Nitrosamines are found in food and some nitrosamines are carcinogenic. They are made when you consume nitrates, commonly from processed meats, high heat processed foods, or water contaminated by industry run-off. About 20 per cent of nitrates are converted to nitrites and these can be converted into nitrosamines. Vegetables also contain nitrates but the vitamin C in vegetables lowers the risk that they will turn into something toxic.
Researchers gave subjects a dose of sodium nitrate and then garlic capsules, or vitamin C or nothing for seven days. The garlic lowered nitrosamine Formation as did vitamin C (Analytical Biochemistry).

Like all Allium plants, onions are a wonderful source of sulfur and this means that like garlic they are good For your heart and have antibiotics properties. A great healing home-made remedy is to cover chopped onions in honey (preferably Manuka) and place the mixture in the Fridge overnight. By morning you will have a throat soothing decongestant that even the kids will take.
Onions are an outstanding source of antioxidant polyphenols, including the flavonoid polyphenols. Within this Flavonoid category, onions are a standout source of quercetin. Unfortunately many of the polyphenols are Found in the outer layers of the onion and end up being in your compost So save as many of those outer layers as you can for your cooking.

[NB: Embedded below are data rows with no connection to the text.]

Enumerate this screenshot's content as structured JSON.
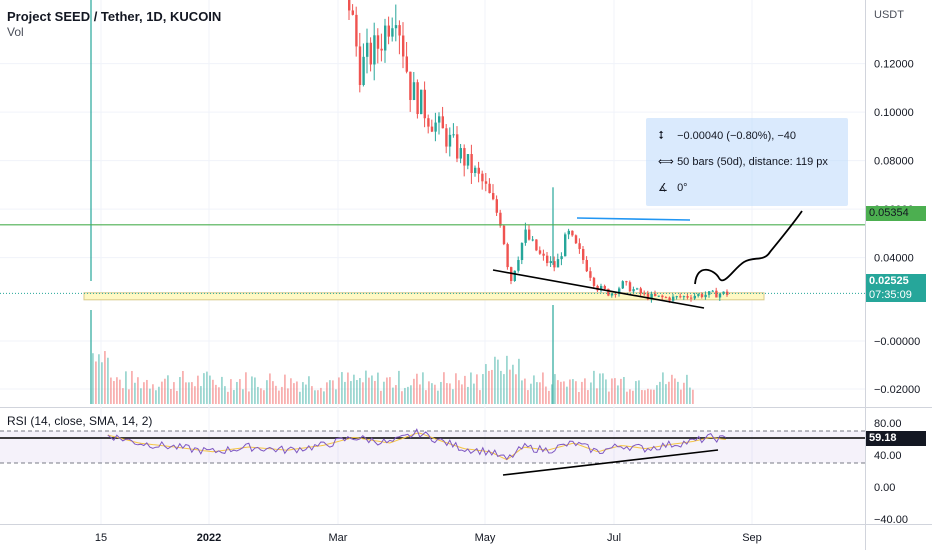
{
  "header": {
    "title": "Project SEED / Tether, 1D, KUCOIN",
    "volume_label": "Vol",
    "rsi_label": "RSI (14, close, SMA, 14, 2)"
  },
  "price_axis": {
    "currency": "USDT",
    "ticks": [
      "0.12000",
      "0.10000",
      "0.08000",
      "0.06000",
      "0.04000",
      "−0.00000",
      "−0.02000"
    ]
  },
  "badges": {
    "level_price": "0.05354",
    "last_price": "0.02525",
    "countdown": "07:35:09",
    "rsi_value": "59.18"
  },
  "rsi_axis": {
    "ticks": [
      "80.00",
      "40.00",
      "0.00",
      "−40.00"
    ]
  },
  "time_axis": {
    "labels": [
      "15",
      "2022",
      "Mar",
      "May",
      "Jul",
      "Sep"
    ]
  },
  "measure_tool": {
    "price_change": "−0.00040 (−0.80%), −40",
    "bars_distance": "50 bars (50d), distance: 119 px",
    "angle": "0°"
  },
  "colors": {
    "up": "#26a69a",
    "down": "#ef5350",
    "level_line": "#4caf50",
    "trend_line": "#000000",
    "resistance_line": "#2196f3",
    "rsi_line": "#7e57c2",
    "rsi_sma": "#f5c542",
    "support_zone": "#fff9c4"
  },
  "chart_data": {
    "type": "candlestick",
    "symbol": "Project SEED / Tether",
    "interval": "1D",
    "exchange": "KUCOIN",
    "ylim": [
      -0.028,
      0.14
    ],
    "horizontal_level": 0.05354,
    "last_price": 0.02525,
    "support_zone": [
      0.0226,
      0.0255
    ],
    "close_path": [
      {
        "date": "2022-03-01",
        "close": 0.155
      },
      {
        "date": "2022-03-07",
        "close": 0.118
      },
      {
        "date": "2022-03-15",
        "close": 0.128
      },
      {
        "date": "2022-03-22",
        "close": 0.145
      },
      {
        "date": "2022-03-28",
        "close": 0.11
      },
      {
        "date": "2022-04-05",
        "close": 0.098
      },
      {
        "date": "2022-04-12",
        "close": 0.09
      },
      {
        "date": "2022-04-20",
        "close": 0.08
      },
      {
        "date": "2022-04-28",
        "close": 0.07
      },
      {
        "date": "2022-05-05",
        "close": 0.055
      },
      {
        "date": "2022-05-09",
        "close": 0.03
      },
      {
        "date": "2022-05-15",
        "close": 0.05
      },
      {
        "date": "2022-05-22",
        "close": 0.04
      },
      {
        "date": "2022-05-28",
        "close": 0.036
      },
      {
        "date": "2022-06-02",
        "close": 0.05
      },
      {
        "date": "2022-06-08",
        "close": 0.04
      },
      {
        "date": "2022-06-14",
        "close": 0.028
      },
      {
        "date": "2022-06-20",
        "close": 0.025
      },
      {
        "date": "2022-06-25",
        "close": 0.029
      },
      {
        "date": "2022-07-05",
        "close": 0.024
      },
      {
        "date": "2022-07-15",
        "close": 0.0232
      },
      {
        "date": "2022-07-25",
        "close": 0.0245
      },
      {
        "date": "2022-08-08",
        "close": 0.0253
      }
    ],
    "rsi": {
      "ylim": [
        -45,
        85
      ],
      "bands": [
        70,
        30
      ],
      "value": 59.18,
      "series": [
        {
          "date": "2021-11-22",
          "value": 65
        },
        {
          "date": "2021-12-05",
          "value": 55
        },
        {
          "date": "2021-12-20",
          "value": 50
        },
        {
          "date": "2022-01-05",
          "value": 44
        },
        {
          "date": "2022-01-20",
          "value": 50
        },
        {
          "date": "2022-02-05",
          "value": 46
        },
        {
          "date": "2022-02-20",
          "value": 52
        },
        {
          "date": "2022-03-05",
          "value": 62
        },
        {
          "date": "2022-03-20",
          "value": 55
        },
        {
          "date": "2022-04-01",
          "value": 68
        },
        {
          "date": "2022-04-10",
          "value": 58
        },
        {
          "date": "2022-04-20",
          "value": 48
        },
        {
          "date": "2022-05-01",
          "value": 44
        },
        {
          "date": "2022-05-08",
          "value": 34
        },
        {
          "date": "2022-05-15",
          "value": 50
        },
        {
          "date": "2022-05-25",
          "value": 46
        },
        {
          "date": "2022-06-05",
          "value": 55
        },
        {
          "date": "2022-06-15",
          "value": 44
        },
        {
          "date": "2022-06-25",
          "value": 52
        },
        {
          "date": "2022-07-05",
          "value": 48
        },
        {
          "date": "2022-07-15",
          "value": 53
        },
        {
          "date": "2022-07-25",
          "value": 57
        },
        {
          "date": "2022-08-01",
          "value": 62
        },
        {
          "date": "2022-08-08",
          "value": 59.18
        }
      ]
    }
  }
}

Chives have been used for thousands of years in traditional Chinese medicine to promote sweating probably due to the stimulatory properties of the sulfides they contain. Chives also contain high levels of iron and calcium and antioxidants like beta- carotene and quercetin. The green shoots of chives offer a delicate flavor for almost any meal and their flowers can be made into a delicious dressing. Just start snipping blossoms as they open and pop them into a glass container keeping them covered in vinegar. If you continue to cut and remove all the blossoms, this will force the plant to keep making flowers. Once you have as many as you can muster cover and let steep in a dark cupboard for at least two weeks. The delicate taste of chive blossom vinegar will blow you away.

Grow Your Garlic, Onion and Chives
When to plant: Plant individual cloves of garlic pointy end up from autumn through to winter in cool climates. But for temperate areas plant in autumn and harvest before the wet in November or December. Most onions are difficult to grow in subtropical climates and not suited for tropical areas. Sow chive seeds directly in the patch all year in tropical regions, but from spring to autumn in other zones.

Climate: Onions are best suited to cooler climates, but there are some varieties suited to warmer areas. Garlic is also more productive in cooler, dry regions. Chives are suited to most climates.

Aspect/placement: Full sun, chives also tolerate some shade.

Specific needs: Onions and other alliums like well drained friable soil but don’t overfeed with nitrogen. Add some lime before planting. Mulch with pea straw or lucerne. Water garlic well during the growing season, but withhold before harvest so bulbs don't rot. Garlic grows well in pots as do chives

Companion planting: Carrots.

Harvesting: Onions ready to harvest once the tops start to die off. but it can take six months to produce mature bulbs. Harvest garlic after flowering and when foliage begins to yellow and die off. Hang in a warm, dark place to mature and dry. Cut chives when ready, but leave abut 5cm on the plant. Just keep snipping for better production.